If we find ourselves asking this question, let’s recognize it for what it is—a temptation to abuse God’s goodness.  If our goal is to spend eternity in loving union with God, why on earth would we spend our life here offending his goodness, with some vague resolution that we’ll convert “later”.  St. Augustine was one who fell into this temptation.  As a young man he prayed “Lord, make me chaste (sexually pure) – but not yet!”  Allowing oneself to become entrapped by this sinful procrastination is itself to commit a further sin, that of presumption.  “Lord,” we’re saying, “I intend to do whatever I want, whether it pleases you or not, whether it offends you or not.  It matters not that each of my sin adds to your sufferings in Gethsemane and on Calvary. I don’t care.  Nevertheless, in spite of my scorn for your goodness, I demand that you give me the graces to convert before I die.  Sure, I’ll hurt you as much as I want now, but you had better make sure I have the opportunity to get to confession on my death bed, so that I can continue my earthly delights even in the next life.”

What a terrible sin such presumption is!  That we would treat with such contempt the loving Lord who suffered so much so that we would not have to.  Of course, when we think about it in this way, we tend to pat ourselves on the back, and admire our own lack of such an attitude.  We’re very quick to excuse ourselves, to thank God that we are “not like other men” who sin boldly all the while presuming upon God’s mercy.  Oh, no!  We’re fearful of God’s justice, and we do what we can to avoid being deprived of our eternal reward, don’t we!  And yet…

The fact is, every time we commit a sin and think to ourselves, “I’ll just go to confession next Sunday,” we commit this sin of presumption. It may be on a smaller scale, but it’s still the same exact sin.  And God’s answer to it is the same: “How do you know you’ll make it to next Sunday? Why do you offend me, and then expect mercy every time?  I will choose to whom I will send my graces, and I will choose when to withhold them.  Many are called but few are chosen.  When I send my graces, and you do not cooperate with them, I may not be so quick to send them again.  You’re playing with fire, and will very likely find yourself burning in that fire.”

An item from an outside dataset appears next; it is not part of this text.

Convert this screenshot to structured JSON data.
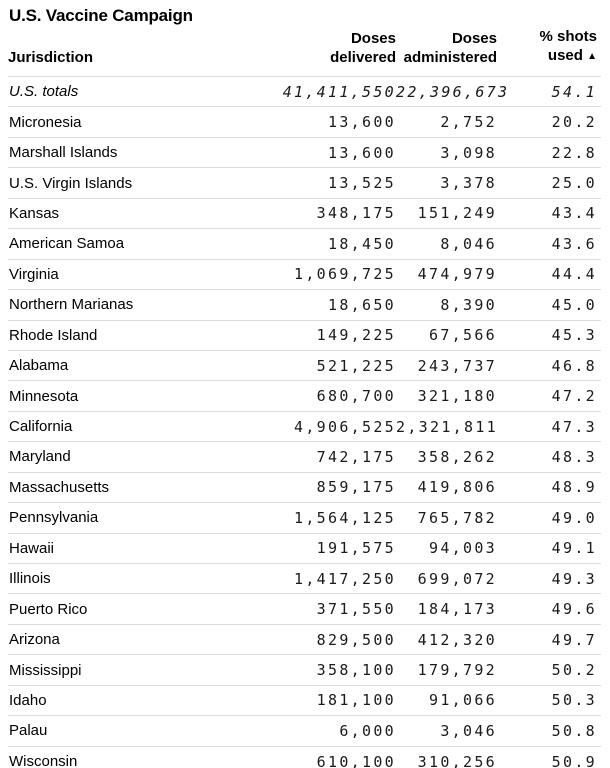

The reason for now bringing up last Sunday’s Gospel is that today, Sexagesima Sunday, we read the story of Noah and the Great Flood.  All the graces that God bestowed on man were held in such contempt that God wiped them out.  He found only one family, Noah’s, worthy of being saved.  And yes, he saved them, but the countless other souls were cut off in the midst of their sinning, drowned in the depths of the deluge.  Their presumption turned into despair, and their phantoms stand now before us, warnings of our own future if we do not firmly resolve, by the help of God’s grace, never to sin again, and never ever again to abuse God’s merciful forgiveness. We have been warned.  It comes from God in the form of grace that we will either accept or reject.  But like all graces, it may be the last we receive.  It’s never too late until it’s too late!